Taiwan’s National Institutes of Applied Research has introduced a substrate-less chip-level packaging platform designed to enhance system integration, reduce costs and support next-generation AI-driven semiconductor applications.
Taiwan’s National Institutes of Applied Research (NIAR) has unveiled a new open research and development platform featuring a substrate-less chip-level packaging technique, marking a significant step forward in the country’s advanced semiconductor packaging ecosystem. The announcement was made by NIAR’s Taiwan Semiconductor Research Institute (TSRI) at a press event in Taipei.

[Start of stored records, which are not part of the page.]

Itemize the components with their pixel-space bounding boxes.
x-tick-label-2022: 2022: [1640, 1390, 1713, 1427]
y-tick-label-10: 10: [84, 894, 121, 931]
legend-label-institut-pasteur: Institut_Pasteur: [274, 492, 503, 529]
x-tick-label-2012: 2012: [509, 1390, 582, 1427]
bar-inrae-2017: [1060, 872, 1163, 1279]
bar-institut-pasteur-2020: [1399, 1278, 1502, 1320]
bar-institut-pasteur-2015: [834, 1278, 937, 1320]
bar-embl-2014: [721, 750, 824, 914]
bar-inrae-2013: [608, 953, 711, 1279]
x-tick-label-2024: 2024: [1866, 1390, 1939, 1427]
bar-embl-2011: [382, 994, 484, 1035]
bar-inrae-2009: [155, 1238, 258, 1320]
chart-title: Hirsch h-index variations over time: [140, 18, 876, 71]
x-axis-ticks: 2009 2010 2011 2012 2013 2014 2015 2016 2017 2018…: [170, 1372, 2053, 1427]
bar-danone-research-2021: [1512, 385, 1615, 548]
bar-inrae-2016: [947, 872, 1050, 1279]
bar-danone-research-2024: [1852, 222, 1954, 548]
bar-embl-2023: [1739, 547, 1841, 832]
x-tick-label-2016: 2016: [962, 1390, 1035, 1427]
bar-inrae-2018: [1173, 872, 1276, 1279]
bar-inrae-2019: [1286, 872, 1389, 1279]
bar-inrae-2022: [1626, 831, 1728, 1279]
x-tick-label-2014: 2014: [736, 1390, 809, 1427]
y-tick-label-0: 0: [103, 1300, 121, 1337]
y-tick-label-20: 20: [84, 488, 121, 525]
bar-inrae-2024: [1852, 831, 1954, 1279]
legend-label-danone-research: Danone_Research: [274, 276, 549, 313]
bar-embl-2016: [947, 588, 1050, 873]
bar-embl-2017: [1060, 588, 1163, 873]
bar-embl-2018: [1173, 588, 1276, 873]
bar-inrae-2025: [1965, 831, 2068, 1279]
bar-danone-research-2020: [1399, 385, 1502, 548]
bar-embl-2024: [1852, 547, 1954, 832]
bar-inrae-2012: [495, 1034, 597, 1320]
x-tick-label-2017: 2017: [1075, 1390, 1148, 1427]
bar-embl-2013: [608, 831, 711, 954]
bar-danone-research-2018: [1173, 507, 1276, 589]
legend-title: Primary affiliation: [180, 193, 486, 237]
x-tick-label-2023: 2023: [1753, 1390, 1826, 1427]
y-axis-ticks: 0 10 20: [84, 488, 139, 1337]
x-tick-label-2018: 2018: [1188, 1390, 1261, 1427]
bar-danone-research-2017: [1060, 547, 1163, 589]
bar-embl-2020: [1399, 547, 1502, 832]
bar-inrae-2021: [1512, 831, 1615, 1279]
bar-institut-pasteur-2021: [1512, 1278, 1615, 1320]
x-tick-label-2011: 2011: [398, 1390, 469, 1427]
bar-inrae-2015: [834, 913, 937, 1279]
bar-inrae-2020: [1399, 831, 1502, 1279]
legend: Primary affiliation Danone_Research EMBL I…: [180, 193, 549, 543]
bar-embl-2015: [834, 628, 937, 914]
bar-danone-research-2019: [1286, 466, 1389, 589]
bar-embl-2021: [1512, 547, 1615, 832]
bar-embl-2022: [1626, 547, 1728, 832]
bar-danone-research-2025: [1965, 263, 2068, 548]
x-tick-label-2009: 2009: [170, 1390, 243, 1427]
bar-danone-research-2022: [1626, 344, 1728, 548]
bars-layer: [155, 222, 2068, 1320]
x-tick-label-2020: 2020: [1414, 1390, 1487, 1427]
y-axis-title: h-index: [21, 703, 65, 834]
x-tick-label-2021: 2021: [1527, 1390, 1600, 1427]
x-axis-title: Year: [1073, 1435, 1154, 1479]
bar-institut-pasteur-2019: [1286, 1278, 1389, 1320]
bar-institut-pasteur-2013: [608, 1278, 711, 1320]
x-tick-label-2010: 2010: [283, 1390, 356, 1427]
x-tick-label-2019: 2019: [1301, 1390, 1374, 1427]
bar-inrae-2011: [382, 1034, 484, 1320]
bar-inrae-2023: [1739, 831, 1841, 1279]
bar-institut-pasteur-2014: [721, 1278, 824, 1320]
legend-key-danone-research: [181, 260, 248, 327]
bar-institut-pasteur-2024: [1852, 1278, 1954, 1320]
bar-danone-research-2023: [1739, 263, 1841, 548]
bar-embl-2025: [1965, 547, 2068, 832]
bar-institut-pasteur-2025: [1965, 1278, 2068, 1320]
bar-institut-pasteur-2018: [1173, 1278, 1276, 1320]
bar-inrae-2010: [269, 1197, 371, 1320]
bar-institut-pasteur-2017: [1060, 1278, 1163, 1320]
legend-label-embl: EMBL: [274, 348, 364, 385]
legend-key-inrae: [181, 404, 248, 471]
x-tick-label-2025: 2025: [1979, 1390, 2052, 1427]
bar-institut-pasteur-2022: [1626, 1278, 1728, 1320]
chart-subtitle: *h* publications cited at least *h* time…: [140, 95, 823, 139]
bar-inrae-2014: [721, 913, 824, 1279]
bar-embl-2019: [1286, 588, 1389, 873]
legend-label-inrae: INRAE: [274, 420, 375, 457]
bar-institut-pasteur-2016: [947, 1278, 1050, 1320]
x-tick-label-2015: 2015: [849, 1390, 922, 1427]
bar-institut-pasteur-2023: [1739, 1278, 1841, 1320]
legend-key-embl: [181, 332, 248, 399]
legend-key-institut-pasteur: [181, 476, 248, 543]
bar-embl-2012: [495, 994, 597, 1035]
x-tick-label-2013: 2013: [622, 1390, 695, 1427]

The newly introduced approach aims to shift Taiwan’s competitive advantage in the global semiconductor industry from traditional manufacturing excellence toward system integration and application-driven innovation. According to NIAR, advanced packaging will play a decisive role in enabling future artificial intelligence applications that demand higher performance, increased integration density and lower power consumption.
The platform is based on a proprietary Chip-on-Chip-on-Board (CoCoB) architecture, which differs from established technologies such as Chip-on-Wafer-on-Substrate (CoWoS), currently used in high-end applications by major foundries. While CoWoS enables dense integration of computing chips and high-bandwidth memory through interposers and substrates, the substrate layer introduces higher costs, longer signal paths and increased process complexity.
In contrast, the CoCoB architecture directly connects the interposer chip to the circuit board, eliminating the substrate entirely. This design significantly shortens signal transmission distances, enhances integration density and improves overall system performance. TSRI explained that one of the core technical challenges was ensuring reliable connectivity across thousands of micro-solder points, a problem addressed through the use of a flowable interface material beneath each solder ball.
By removing substrate-related costs and simplifying the manufacturing process, the new packaging technique is particularly attractive for academic institutions, research laboratories and startups seeking flexible, lower-cost platforms for heterogeneous integration experiments. NIAR emphasized that the open R&D model is intended to accelerate collaboration and broaden participation across the semiconductor research community.
To date, the initiative has attracted 16 professor-led research teams from Taiwan and international institutions, highlighting growing global interest in next-generation packaging solutions. The project underscores Taiwan’s strategic focus on advanced packaging as a foundation for future breakthroughs in AI, high-performance computing and system-level semiconductor innovation.